Frodo, Sam, and Why Your Struggle is the Stuff of Legend

Many stories share a basic structure. The main character is called to adventure, to seek some worthwhile outcome. Remember when Luke Skywalker is tinkering with R2 and stumbles upon Leia's DM to Obi-Wan?

Or when Lloyd brings Mary Swanson's Samsonite home from the airport?

Soon, they're off. Things start just fine for the character, but at some point, he or she has to struggle through bad fortune - culminating in the 'abyss' - before accomplishing the mission (see also: The Hero with a Thousand Faces by Joseph Campbell.)

Kurt Vonnegut's story curve, via Austin Kleon

Late in Tolkien's Two Towers, the hobbits are beat. Gollum has led them to the edge of Mordor. They're tired and alone, yet they've got a long way to go and possibly an even harder road ahead. They're struggling with despair. They are, arguably, in the abyss.

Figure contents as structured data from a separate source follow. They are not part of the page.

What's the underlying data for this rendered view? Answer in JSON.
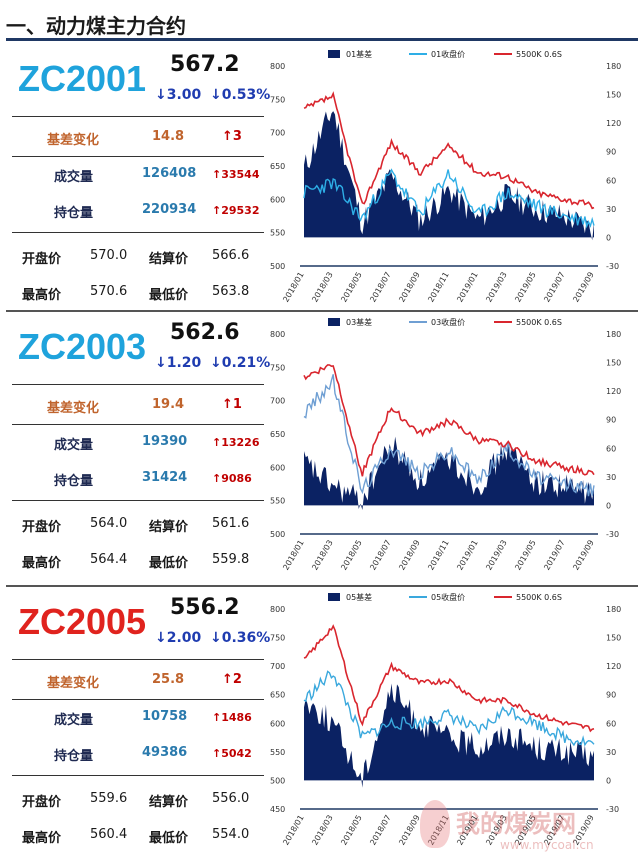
{
  "header": {
    "title": "一、动力煤主力合约"
  },
  "contracts": [
    {
      "code": "ZC2001",
      "code_color": "#1fa3dc",
      "price": "567.2",
      "chg": "↓3.00",
      "chg_pct": "↓0.53%",
      "basis_label": "基差变化",
      "basis_value": "14.8",
      "basis_arrow": "↑3",
      "volume_label": "成交量",
      "volume_value": "126408",
      "volume_chg": "↑33544",
      "oi_label": "持仓量",
      "oi_value": "220934",
      "oi_chg": "↑29532",
      "open_label": "开盘价",
      "open_value": "570.0",
      "settle_label": "结算价",
      "settle_value": "566.6",
      "high_label": "最高价",
      "high_value": "570.6",
      "low_label": "最低价",
      "low_value": "563.8"
    },
    {
      "code": "ZC2003",
      "code_color": "#1fa3dc",
      "price": "562.6",
      "chg": "↓1.20",
      "chg_pct": "↓0.21%",
      "basis_label": "基差变化",
      "basis_value": "19.4",
      "basis_arrow": "↑1",
      "volume_label": "成交量",
      "volume_value": "19390",
      "volume_chg": "↑13226",
      "oi_label": "持仓量",
      "oi_value": "31424",
      "oi_chg": "↑9086",
      "open_label": "开盘价",
      "open_value": "564.0",
      "settle_label": "结算价",
      "settle_value": "561.6",
      "high_label": "最高价",
      "high_value": "564.4",
      "low_label": "最低价",
      "low_value": "559.8"
    },
    {
      "code": "ZC2005",
      "code_color": "#e0231e",
      "price": "556.2",
      "chg": "↓2.00",
      "chg_pct": "↓0.36%",
      "basis_label": "基差变化",
      "basis_value": "25.8",
      "basis_arrow": "↑2",
      "volume_label": "成交量",
      "volume_value": "10758",
      "volume_chg": "↑1486",
      "oi_label": "持仓量",
      "oi_value": "49386",
      "oi_chg": "↑5042",
      "open_label": "开盘价",
      "open_value": "559.6",
      "settle_label": "结算价",
      "settle_value": "556.0",
      "high_label": "最高价",
      "high_value": "560.4",
      "low_label": "最低价",
      "low_value": "554.0"
    }
  ],
  "watermark": {
    "site": "我的煤炭网",
    "url": "www.mycoal.cn"
  },
  "colors": {
    "basis": "#0b2263",
    "close_01": "#2eaee6",
    "close_03": "#6f9fd3",
    "close_05": "#3aa8dd",
    "spot": "#d9262e"
  },
  "chart_data": [
    {
      "type": "area",
      "x": [
        "2018/01",
        "2018/03",
        "2018/05",
        "2018/07",
        "2018/09",
        "2018/11",
        "2019/01",
        "2019/03",
        "2019/05",
        "2019/07",
        "2019/09"
      ],
      "series": [
        {
          "name": "01基差",
          "axis": "right",
          "values": [
            72,
            135,
            15,
            65,
            18,
            50,
            18,
            45,
            30,
            22,
            8
          ]
        },
        {
          "name": "01收盘价",
          "axis": "left",
          "values": [
            610,
            625,
            570,
            640,
            578,
            640,
            575,
            610,
            590,
            575,
            565
          ]
        },
        {
          "name": "5500K 0.6S",
          "axis": "left",
          "values": [
            735,
            755,
            590,
            685,
            640,
            680,
            640,
            635,
            610,
            600,
            590
          ]
        }
      ],
      "ylim_left": [
        500,
        800
      ],
      "yticks_left": [
        500,
        550,
        600,
        650,
        700,
        750,
        800
      ],
      "ylim_right": [
        -30,
        180
      ],
      "yticks_right": [
        -30,
        0,
        30,
        60,
        90,
        120,
        150,
        180
      ],
      "legend": "top"
    },
    {
      "type": "area",
      "x": [
        "2018/01",
        "2018/03",
        "2018/05",
        "2018/07",
        "2018/09",
        "2018/11",
        "2019/01",
        "2019/03",
        "2019/05",
        "2019/07",
        "2019/09"
      ],
      "series": [
        {
          "name": "03基差",
          "axis": "right",
          "values": [
            45,
            20,
            5,
            65,
            25,
            50,
            20,
            60,
            25,
            20,
            12
          ]
        },
        {
          "name": "03收盘价",
          "axis": "left",
          "values": [
            680,
            730,
            565,
            630,
            590,
            625,
            580,
            630,
            585,
            575,
            565
          ]
        },
        {
          "name": "5500K 0.6S",
          "axis": "left",
          "values": [
            735,
            755,
            590,
            690,
            650,
            670,
            640,
            635,
            610,
            600,
            590
          ]
        }
      ],
      "ylim_left": [
        500,
        800
      ],
      "yticks_left": [
        500,
        550,
        600,
        650,
        700,
        750,
        800
      ],
      "ylim_right": [
        -30,
        180
      ],
      "yticks_right": [
        -30,
        0,
        30,
        60,
        90,
        120,
        150,
        180
      ],
      "legend": "top"
    },
    {
      "type": "area",
      "x": [
        "2018/01",
        "2018/03",
        "2018/05",
        "2018/07",
        "2018/09",
        "2018/11",
        "2019/01",
        "2019/03",
        "2019/05",
        "2019/07",
        "2019/09"
      ],
      "series": [
        {
          "name": "05基差",
          "axis": "right",
          "values": [
            85,
            60,
            0,
            95,
            60,
            45,
            35,
            50,
            35,
            30,
            25
          ]
        },
        {
          "name": "05收盘价",
          "axis": "left",
          "values": [
            640,
            690,
            575,
            600,
            600,
            615,
            585,
            625,
            600,
            575,
            565
          ]
        },
        {
          "name": "5500K 0.6S",
          "axis": "left",
          "values": [
            710,
            770,
            600,
            700,
            670,
            675,
            640,
            640,
            615,
            600,
            590
          ]
        }
      ],
      "ylim_left": [
        450,
        800
      ],
      "yticks_left": [
        450,
        500,
        550,
        600,
        650,
        700,
        750,
        800
      ],
      "ylim_right": [
        -30,
        180
      ],
      "yticks_right": [
        -30,
        0,
        30,
        60,
        90,
        120,
        150,
        180
      ],
      "legend": "top"
    }
  ]
}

In the abyss, it's very unpleasant and, to make matters worse, you don't even know if you'll succeed.

At that moment, however, in one of my favorite scenes in the novel (I can't remember if it's in the movie), they share an exchange about their situation that changes everything.

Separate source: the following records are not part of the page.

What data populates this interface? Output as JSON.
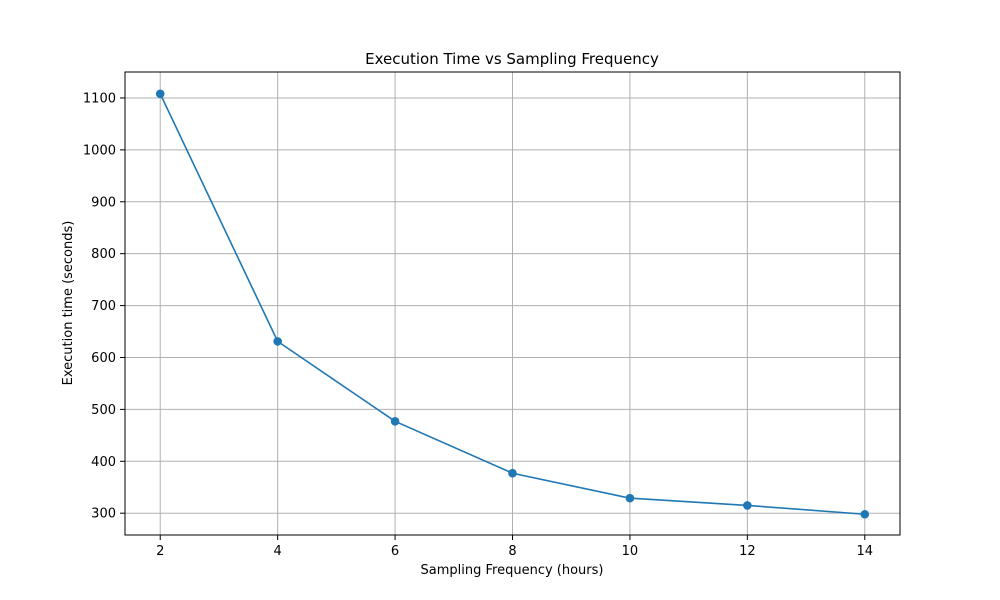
{
  "chart_data": {
    "type": "line",
    "title": "Execution Time vs Sampling Frequency",
    "xlabel": "Sampling Frequency (hours)",
    "ylabel": "Execution time (seconds)",
    "x": [
      2,
      4,
      6,
      8,
      10,
      12,
      14
    ],
    "series": [
      {
        "values": [
          1108,
          631,
          477,
          377,
          329,
          315,
          298
        ],
        "color": "#1f77b4",
        "marker": "circle"
      }
    ],
    "xticks": [
      2,
      4,
      6,
      8,
      10,
      12,
      14
    ],
    "yticks": [
      300,
      400,
      500,
      600,
      700,
      800,
      900,
      1000,
      1100
    ],
    "xlim": [
      1.4,
      14.6
    ],
    "ylim": [
      258,
      1150
    ],
    "grid": true
  }
}
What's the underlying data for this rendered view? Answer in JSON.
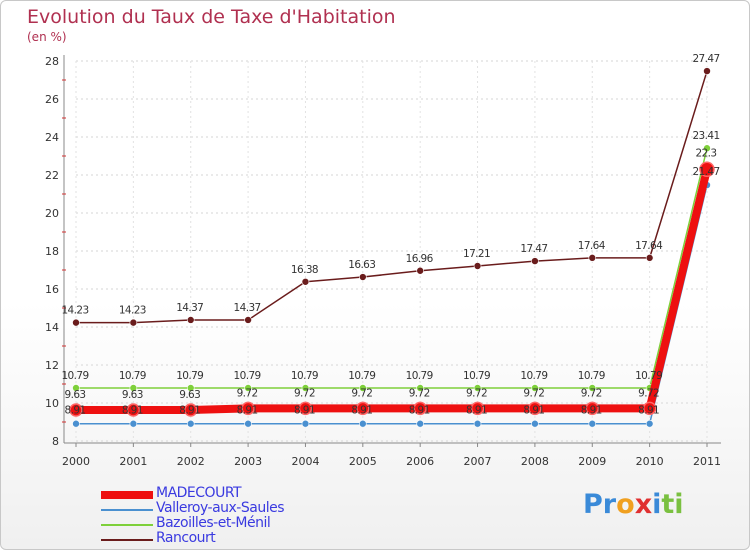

Your struggle is more similar to your heroes' struggles than you realize

"I wonder what sort of a tale we've fallen into" - Samwise Gamgee

In a flash of self-awareness, Sam and Frodo suddenly recognize that when they look back on long-finished, well-known stories, they assume those stories' characters had gone looking for the excitement and danger they got into.

THOSE towering figures back THEN must have wanted the upsetting stuff they struggled through, right??

This way of viewing past heroes is normal, even for entire societies. What does George Washington look like in our collective imagination? Like this. Straight glory, homey.

It dawns on Frodo and Sam that since, in the abyss, they don't feel like famous past warriors look in our re-presentations - i.e., like George Washington looks in that painting - they'd been subconsciously viewing their hardship as fundamentally different from that of their ancient more hopeless.

Sam now sees that in reality the legends of old were plopped into situations in which they didn’t belong, just as the hobbits have been, not knowing how their journeys would end. Sam and Frodo further note that some of their favorite characters had it much worse than they do right now.

Past folk who completed meaningful tasks were, in the moment, just as scared and unsure as Sam and Frodo are now.